Once a library performs these two steps, it can answer the member's two questions:

First question: What type of permanent notification do we need to post about the use of cameras?

Once the library has written assurance that the landlord's use of recording technology will not result in the creation or disclosure of a library record, it is up to the director and board if, or how, your library should alert the community.

Personally, as a patron, I would appreciate a "courtesy notice" such as: "Your library records are confidential.  Please know that while our landlord has security cameras in [ZONES], the library does not allow recording that could impact patron privacy inside the building."[12]
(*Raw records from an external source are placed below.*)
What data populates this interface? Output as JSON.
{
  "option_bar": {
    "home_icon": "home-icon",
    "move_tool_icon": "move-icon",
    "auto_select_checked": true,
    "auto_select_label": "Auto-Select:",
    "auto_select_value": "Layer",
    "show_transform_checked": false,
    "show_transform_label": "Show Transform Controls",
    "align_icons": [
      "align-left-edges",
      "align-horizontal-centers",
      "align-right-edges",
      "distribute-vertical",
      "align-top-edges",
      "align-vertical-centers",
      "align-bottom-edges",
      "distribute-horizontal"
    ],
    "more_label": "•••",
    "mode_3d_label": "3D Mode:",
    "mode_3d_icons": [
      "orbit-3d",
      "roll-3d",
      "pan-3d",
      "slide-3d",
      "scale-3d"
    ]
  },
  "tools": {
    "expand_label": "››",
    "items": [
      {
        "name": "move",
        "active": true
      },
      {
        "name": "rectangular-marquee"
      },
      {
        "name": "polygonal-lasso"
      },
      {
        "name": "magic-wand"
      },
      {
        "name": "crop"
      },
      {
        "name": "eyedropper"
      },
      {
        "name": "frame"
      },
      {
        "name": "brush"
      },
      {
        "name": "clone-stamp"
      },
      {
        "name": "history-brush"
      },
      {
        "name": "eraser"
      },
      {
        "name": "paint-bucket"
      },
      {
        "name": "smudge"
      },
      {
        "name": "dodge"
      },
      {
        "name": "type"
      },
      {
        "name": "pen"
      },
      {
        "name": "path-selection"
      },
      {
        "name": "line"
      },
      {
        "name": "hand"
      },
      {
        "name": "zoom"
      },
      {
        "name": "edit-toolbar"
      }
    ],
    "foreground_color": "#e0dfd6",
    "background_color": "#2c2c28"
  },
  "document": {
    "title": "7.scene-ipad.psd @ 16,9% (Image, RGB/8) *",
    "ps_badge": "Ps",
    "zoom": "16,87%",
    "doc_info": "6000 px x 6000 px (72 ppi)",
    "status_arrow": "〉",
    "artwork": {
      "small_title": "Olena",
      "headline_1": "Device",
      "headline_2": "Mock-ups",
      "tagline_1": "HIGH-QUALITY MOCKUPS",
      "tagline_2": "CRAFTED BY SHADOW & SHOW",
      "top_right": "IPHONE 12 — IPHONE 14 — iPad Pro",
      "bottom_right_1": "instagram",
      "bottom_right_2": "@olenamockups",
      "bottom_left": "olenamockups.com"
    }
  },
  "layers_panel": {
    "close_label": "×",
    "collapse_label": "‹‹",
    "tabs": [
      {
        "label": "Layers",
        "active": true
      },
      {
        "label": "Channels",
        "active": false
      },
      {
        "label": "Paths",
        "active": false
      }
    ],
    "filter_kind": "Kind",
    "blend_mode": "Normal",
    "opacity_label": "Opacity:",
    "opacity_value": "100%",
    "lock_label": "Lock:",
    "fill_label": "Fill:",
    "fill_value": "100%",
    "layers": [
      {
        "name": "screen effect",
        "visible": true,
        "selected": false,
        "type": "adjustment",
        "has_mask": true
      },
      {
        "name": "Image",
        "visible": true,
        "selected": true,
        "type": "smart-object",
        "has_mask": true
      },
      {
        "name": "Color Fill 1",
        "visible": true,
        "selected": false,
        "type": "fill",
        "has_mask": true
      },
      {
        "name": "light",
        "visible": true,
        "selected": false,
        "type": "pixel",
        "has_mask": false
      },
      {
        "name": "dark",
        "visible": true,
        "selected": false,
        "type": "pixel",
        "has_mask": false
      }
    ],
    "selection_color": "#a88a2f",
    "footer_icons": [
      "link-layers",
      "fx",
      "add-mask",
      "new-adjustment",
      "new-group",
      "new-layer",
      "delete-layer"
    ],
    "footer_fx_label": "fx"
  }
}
OR (if the library makes use of its own security cameras): "Your library records are confidential.  Please know that our landlord has security cameras in [ZONES] and may use those for security purposes, but any security camera record maintained by the Library that shows use of library services is considered confidential and is used for library purposes only."

Second question: What major points do we need to ensure we include in our privacy policy?
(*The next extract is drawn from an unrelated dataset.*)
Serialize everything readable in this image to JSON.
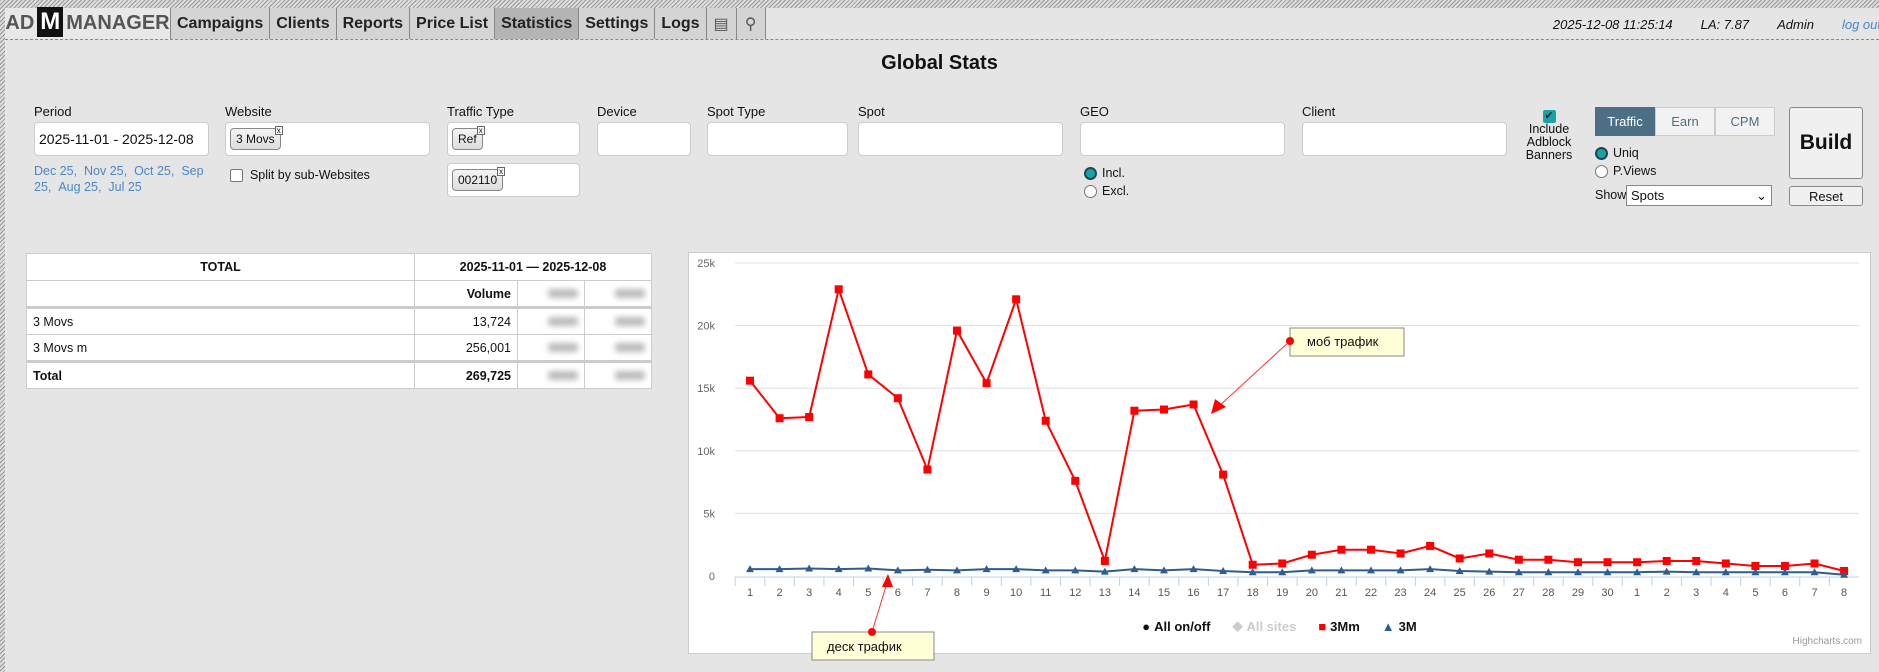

The privacy policy of the library, or in the alternative, the minutes of the board, should reflect the details and privacy safeguards confirmed through the two-step analysis above. 
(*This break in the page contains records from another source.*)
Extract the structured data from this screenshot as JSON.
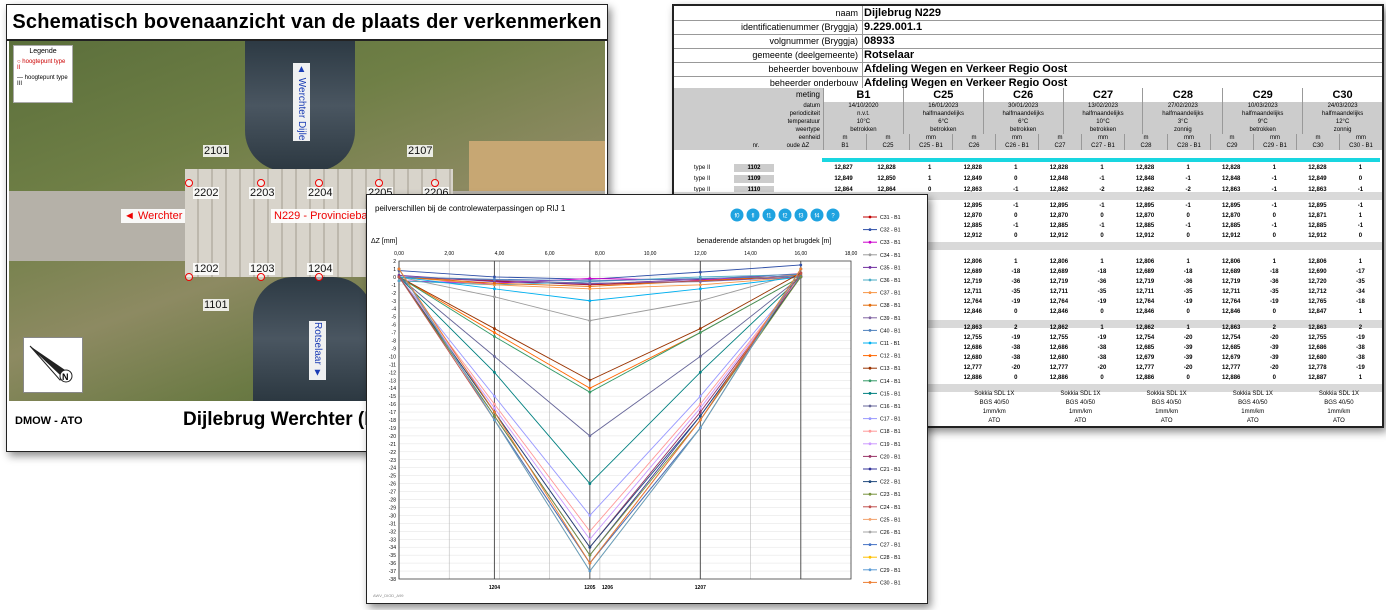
{
  "map": {
    "title": "Schematisch bovenaanzicht van de plaats der verkenmerken",
    "legend_title": "Legende",
    "legend_items": [
      "hoogtepunt type II",
      "hoogtepunt type III"
    ],
    "footer_left": "DMOW - ATO",
    "footer_right": "Dijlebrug Werchter (Ro",
    "labels": {
      "werchter": "Werchter",
      "n229": "N229 -  Provinciebaan",
      "werchter_dijle": "Werchter Dijle",
      "rotselaar": "Rotselaar"
    },
    "points": [
      "2101",
      "2107",
      "2202",
      "2203",
      "2204",
      "2205",
      "2206",
      "1202",
      "1203",
      "1204",
      "1101"
    ]
  },
  "table": {
    "info": [
      {
        "key": "naam",
        "value": "Dijlebrug N229"
      },
      {
        "key": "identificatienummer (Bryggja)",
        "value": "9.229.001.1"
      },
      {
        "key": "volgnummer (Bryggja)",
        "value": "08933"
      },
      {
        "key": "gemeente (deelgemeente)",
        "value": "Rotselaar"
      },
      {
        "key": "beheerder bovenbouw",
        "value": "Afdeling Wegen en Verkeer Regio Oost"
      },
      {
        "key": "beheerder onderbouw",
        "value": "Afdeling Wegen en Verkeer Regio Oost"
      }
    ],
    "meting_label": "meting",
    "measurements": [
      "B1",
      "C25",
      "C26",
      "C27",
      "C28",
      "C29",
      "C30"
    ],
    "rows": [
      {
        "key": "datum",
        "values": [
          "14/10/2020",
          "16/01/2023",
          "30/01/2023",
          "13/02/2023",
          "27/02/2023",
          "10/03/2023",
          "24/03/2023"
        ]
      },
      {
        "key": "periodiciteit",
        "values": [
          "n.v.t.",
          "halfmaandelijks",
          "halfmaandelijks",
          "halfmaandelijks",
          "halfmaandelijks",
          "halfmaandelijks",
          "halfmaandelijks"
        ]
      },
      {
        "key": "temperatuur",
        "values": [
          "10°C",
          "6°C",
          "6°C",
          "10°C",
          "3°C",
          "9°C",
          "12°C"
        ]
      },
      {
        "key": "weertype",
        "values": [
          "betrokken",
          "betrokken",
          "betrokken",
          "betrokken",
          "zonnig",
          "betrokken",
          "zonnig"
        ]
      },
      {
        "key": "eenheid",
        "values": [
          "m",
          "m",
          "mm",
          "m",
          "mm",
          "m",
          "mm",
          "m",
          "mm",
          "m",
          "mm",
          "m",
          "mm"
        ]
      }
    ],
    "col_headers": {
      "nr": "nr.",
      "oude": "oude ΔZ",
      "cols": [
        "B1",
        "C25",
        "C25 - B1",
        "C26",
        "C26 - B1",
        "C27",
        "C27 - B1",
        "C28",
        "C28 - B1",
        "C29",
        "C29 - B1",
        "C30",
        "C30 - B1"
      ]
    },
    "type_rows": [
      {
        "type": "type II",
        "nr": "1102",
        "cells": [
          "12,827",
          "12,828",
          "1",
          "12,828",
          "1",
          "12,828",
          "1",
          "12,828",
          "1",
          "12,828",
          "1",
          "12,828",
          "1"
        ]
      },
      {
        "type": "type II",
        "nr": "1109",
        "cells": [
          "12,849",
          "12,850",
          "1",
          "12,849",
          "0",
          "12,848",
          "-1",
          "12,848",
          "-1",
          "12,848",
          "-1",
          "12,849",
          "0"
        ]
      },
      {
        "type": "type II",
        "nr": "1110",
        "cells": [
          "12,864",
          "12,864",
          "0",
          "12,863",
          "-1",
          "12,862",
          "-2",
          "12,862",
          "-2",
          "12,863",
          "-1",
          "12,863",
          "-1"
        ]
      }
    ],
    "block2": [
      [
        "12,895",
        "-1",
        "12,895",
        "-1",
        "12,895",
        "-1",
        "12,895",
        "-1",
        "12,895",
        "-1"
      ],
      [
        "12,870",
        "0",
        "12,870",
        "0",
        "12,870",
        "0",
        "12,870",
        "0",
        "12,871",
        "1"
      ],
      [
        "12,885",
        "-1",
        "12,885",
        "-1",
        "12,885",
        "-1",
        "12,885",
        "-1",
        "12,885",
        "-1"
      ],
      [
        "12,912",
        "0",
        "12,912",
        "0",
        "12,912",
        "0",
        "12,912",
        "0",
        "12,912",
        "0"
      ]
    ],
    "block3": [
      [
        "12,806",
        "1",
        "12,806",
        "1",
        "12,806",
        "1",
        "12,806",
        "1",
        "12,806",
        "1"
      ],
      [
        "12,689",
        "-18",
        "12,689",
        "-18",
        "12,689",
        "-18",
        "12,689",
        "-18",
        "12,690",
        "-17"
      ],
      [
        "12,719",
        "-36",
        "12,719",
        "-36",
        "12,719",
        "-36",
        "12,719",
        "-36",
        "12,720",
        "-35"
      ],
      [
        "12,711",
        "-35",
        "12,711",
        "-35",
        "12,711",
        "-35",
        "12,711",
        "-35",
        "12,712",
        "-34"
      ],
      [
        "12,764",
        "-19",
        "12,764",
        "-19",
        "12,764",
        "-19",
        "12,764",
        "-19",
        "12,765",
        "-18"
      ],
      [
        "12,846",
        "0",
        "12,846",
        "0",
        "12,846",
        "0",
        "12,846",
        "0",
        "12,847",
        "1"
      ]
    ],
    "block4": [
      [
        "12,863",
        "2",
        "12,862",
        "1",
        "12,862",
        "1",
        "12,863",
        "2",
        "12,863",
        "2"
      ],
      [
        "12,755",
        "-19",
        "12,755",
        "-19",
        "12,754",
        "-20",
        "12,754",
        "-20",
        "12,755",
        "-19"
      ],
      [
        "12,686",
        "-38",
        "12,686",
        "-38",
        "12,685",
        "-39",
        "12,685",
        "-39",
        "12,686",
        "-38"
      ],
      [
        "12,680",
        "-38",
        "12,680",
        "-38",
        "12,679",
        "-39",
        "12,679",
        "-39",
        "12,680",
        "-38"
      ],
      [
        "12,777",
        "-20",
        "12,777",
        "-20",
        "12,777",
        "-20",
        "12,777",
        "-20",
        "12,778",
        "-19"
      ],
      [
        "12,886",
        "0",
        "12,886",
        "0",
        "12,886",
        "0",
        "12,886",
        "0",
        "12,887",
        "1"
      ]
    ],
    "instrument_rows": [
      [
        "Sokkia SDL 1X",
        "Sokkia SDL 1X",
        "Sokkia SDL 1X",
        "Sokkia SDL 1X",
        "Sokkia SDL 1X"
      ],
      [
        "BGS 40/50",
        "BGS 40/50",
        "BGS 40/50",
        "BGS 40/50",
        "BGS 40/50"
      ],
      [
        "1mm/km",
        "1mm/km",
        "1mm/km",
        "1mm/km",
        "1mm/km"
      ],
      [
        "ATO",
        "ATO",
        "ATO",
        "ATO",
        "ATO"
      ]
    ]
  },
  "chart_panel": {
    "footer_note": "AWV_DIOD_A99",
    "buttons": [
      "f0",
      "fl",
      "f1",
      "f2",
      "f3",
      "f4",
      "?"
    ],
    "button_color": "#1fa3e0"
  },
  "chart_data": {
    "type": "line",
    "title": "peilverschillen bij de controlewaterpassingen op RIJ 1",
    "ylabel": "ΔZ [mm]",
    "xlabel": "benaderende afstanden op het brugdek [m]",
    "x_ticks": [
      "0,00",
      "2,00",
      "4,00",
      "6,00",
      "8,00",
      "10,00",
      "12,00",
      "14,00",
      "16,00",
      "18,00"
    ],
    "xlim": [
      0,
      18
    ],
    "ylim": [
      -38,
      2
    ],
    "y_tick_step": 1,
    "grid": true,
    "legend_position": "right",
    "point_labels": [
      {
        "x": 3.8,
        "text": "1204"
      },
      {
        "x": 7.6,
        "text": "1205"
      },
      {
        "x": 8.3,
        "text": "1206"
      },
      {
        "x": 12.0,
        "text": "1207"
      }
    ],
    "x": [
      0,
      3.8,
      7.6,
      12.0,
      16.0
    ],
    "series": [
      {
        "name": "C31 - B1",
        "color": "#c00000",
        "values": [
          0,
          -0.5,
          -1,
          -0.5,
          0
        ]
      },
      {
        "name": "C32 - B1",
        "color": "#2e4fa8",
        "values": [
          0.8,
          0,
          -0.3,
          0.6,
          1.5
        ]
      },
      {
        "name": "C33 - B1",
        "color": "#cc00cc",
        "values": [
          -0.5,
          -0.8,
          -0.2,
          -0.4,
          0.2
        ]
      },
      {
        "name": "C34 - B1",
        "color": "#9b9b9b",
        "values": [
          0,
          -2.5,
          -5.5,
          -3,
          0.5
        ]
      },
      {
        "name": "C35 - B1",
        "color": "#7030a0",
        "values": [
          0.2,
          -0.6,
          -0.9,
          -0.3,
          0.4
        ]
      },
      {
        "name": "C36 - B1",
        "color": "#4bacc6",
        "values": [
          -0.5,
          -1,
          -0.6,
          0,
          0.3
        ]
      },
      {
        "name": "C37 - B1",
        "color": "#f79646",
        "values": [
          0,
          -1,
          -1.5,
          -1,
          0
        ]
      },
      {
        "name": "C38 - B1",
        "color": "#e26b0a",
        "values": [
          0,
          -0.8,
          -1.2,
          -0.5,
          0.2
        ]
      },
      {
        "name": "C39 - B1",
        "color": "#8064a2",
        "values": [
          0,
          -0.4,
          -0.8,
          -0.6,
          0
        ]
      },
      {
        "name": "C40 - B1",
        "color": "#4f81bd",
        "values": [
          0,
          -0.3,
          -0.5,
          -0.2,
          0.1
        ]
      },
      {
        "name": "C11 - B1",
        "color": "#00b0f0",
        "values": [
          0,
          -1.5,
          -3,
          -1.5,
          0
        ]
      },
      {
        "name": "C12 - B1",
        "color": "#ff6600",
        "values": [
          0,
          -7,
          -14,
          -7,
          0
        ]
      },
      {
        "name": "C13 - B1",
        "color": "#993300",
        "values": [
          0,
          -6.5,
          -13,
          -6.5,
          0.5
        ]
      },
      {
        "name": "C14 - B1",
        "color": "#339966",
        "values": [
          0,
          -7.5,
          -14.5,
          -7,
          0
        ]
      },
      {
        "name": "C15 - B1",
        "color": "#008080",
        "values": [
          0,
          -12,
          -26,
          -12,
          0
        ]
      },
      {
        "name": "C16 - B1",
        "color": "#666699",
        "values": [
          0,
          -10,
          -20,
          -10,
          0
        ]
      },
      {
        "name": "C17 - B1",
        "color": "#9999ff",
        "values": [
          0,
          -15,
          -30,
          -15,
          0
        ]
      },
      {
        "name": "C18 - B1",
        "color": "#ff9999",
        "values": [
          0,
          -16,
          -32,
          -16,
          0
        ]
      },
      {
        "name": "C19 - B1",
        "color": "#cc99ff",
        "values": [
          0,
          -16.5,
          -33,
          -16.5,
          0
        ]
      },
      {
        "name": "C20 - B1",
        "color": "#993366",
        "values": [
          0,
          -17,
          -34,
          -17,
          0
        ]
      },
      {
        "name": "C21 - B1",
        "color": "#333399",
        "values": [
          0,
          -17.5,
          -35,
          -17.5,
          0
        ]
      },
      {
        "name": "C22 - B1",
        "color": "#1f497d",
        "values": [
          0,
          -17,
          -34,
          -17.5,
          0
        ]
      },
      {
        "name": "C23 - B1",
        "color": "#76923c",
        "values": [
          0,
          -17.5,
          -35,
          -18,
          0
        ]
      },
      {
        "name": "C24 - B1",
        "color": "#c0504d",
        "values": [
          0,
          -18,
          -36,
          -18,
          0.5
        ]
      },
      {
        "name": "C25 - B1",
        "color": "#f2a36e",
        "values": [
          1,
          -18,
          -36,
          -19,
          1
        ]
      },
      {
        "name": "C26 - B1",
        "color": "#a5a5a5",
        "values": [
          1,
          -18,
          -36,
          -19,
          1
        ]
      },
      {
        "name": "C27 - B1",
        "color": "#4472c4",
        "values": [
          1,
          -18,
          -36,
          -19,
          1
        ]
      },
      {
        "name": "C28 - B1",
        "color": "#ffc000",
        "values": [
          1,
          -18,
          -37,
          -19,
          1
        ]
      },
      {
        "name": "C29 - B1",
        "color": "#5b9bd5",
        "values": [
          1,
          -18,
          -37,
          -19,
          1
        ]
      },
      {
        "name": "C30 - B1",
        "color": "#ed7d31",
        "values": [
          1,
          -17,
          -36,
          -18,
          1
        ]
      }
    ]
  }
}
For instance, after the analysis is done, the board can note in the minutes: "Regarding the landlord's use of outside security cameras: As of DATE, the Library's landlord, NAME, will have security cameras observing certain outdoor areas, including library property.  The Library has verified that its lease, and the landlord's internal policy, prevent the landlord's security cameras from generating or disclosing confidential library records.  The public will be notified as to where the cameras are recording, and that such recordings are not confidential library records."

I appreciate that this review/confirm process can be a bit clunky.  However, it is also an opportunity to alert a critical partner (a landlord, and sponsoring municipality) to the importance of library-patron confidentiality, and to assure the public that privacy is a priority.  By seizing the moment to confirm that privacy is being properly considered and enforced, a library not only assures its ethics and legal compliance, but can create an ally in that eternal (and important) fight.[13]

I hope this approach is helpful.

 

 

---

[1] ALA Code of Ethics.

[2] As found in the NYLA Code of Ethics: " III. We protect each library user's right to privacy and confidentiality with respect to information sought or received and resources consulted, borrowed, acquired or transmitted."

[3] CPLR 4509 states: “Library records, which contain names or other personally identifying details regarding the users ...including but not limited to records related to the circulation of library materials, computer database searches, interlibrary loan transactions, reference queries, requests for photocopies of library materials, title reserve requests, or the use of audio-visual materials, films or records, shall be confidential and shall not be disclosed except that such records may be disclosed to the extent necessary for the proper operation of such library and shall be disclosed upon request or consent of the user or pursuant to subpoena, court order or where otherwise required by statute.”

[4] https://docs.dos.ny.gov/coog/ftext/13308.htm

[5] If it's not, it should be.

[6] You guys are so cool when you do that.

[7] Like the member is, here.

[8] Actually, we address it here: RAQ #26.

[9] Generally, this token rent is placed at $1/year.  Just once it would be fun to see a more random number, like $1.26/year.

[10] Such as insurance, hours of operation, emergency procedures, notification in the event of injury, protocol for repairs, capital improvements, etc...  For more commentary on this, see RAQ #166 about having any MOU with a sponsoring municipal entity.

[11] If security cameras are aimed at a curbside pick-up location, the library should consider if the recording is a library record.

[12] Forbidding recording in a public library is a controversial topic, I know.  This language is written to address recording that can impact patron privacy.

[13] Hey, I managed to make careful attention to minutia sound dramatic!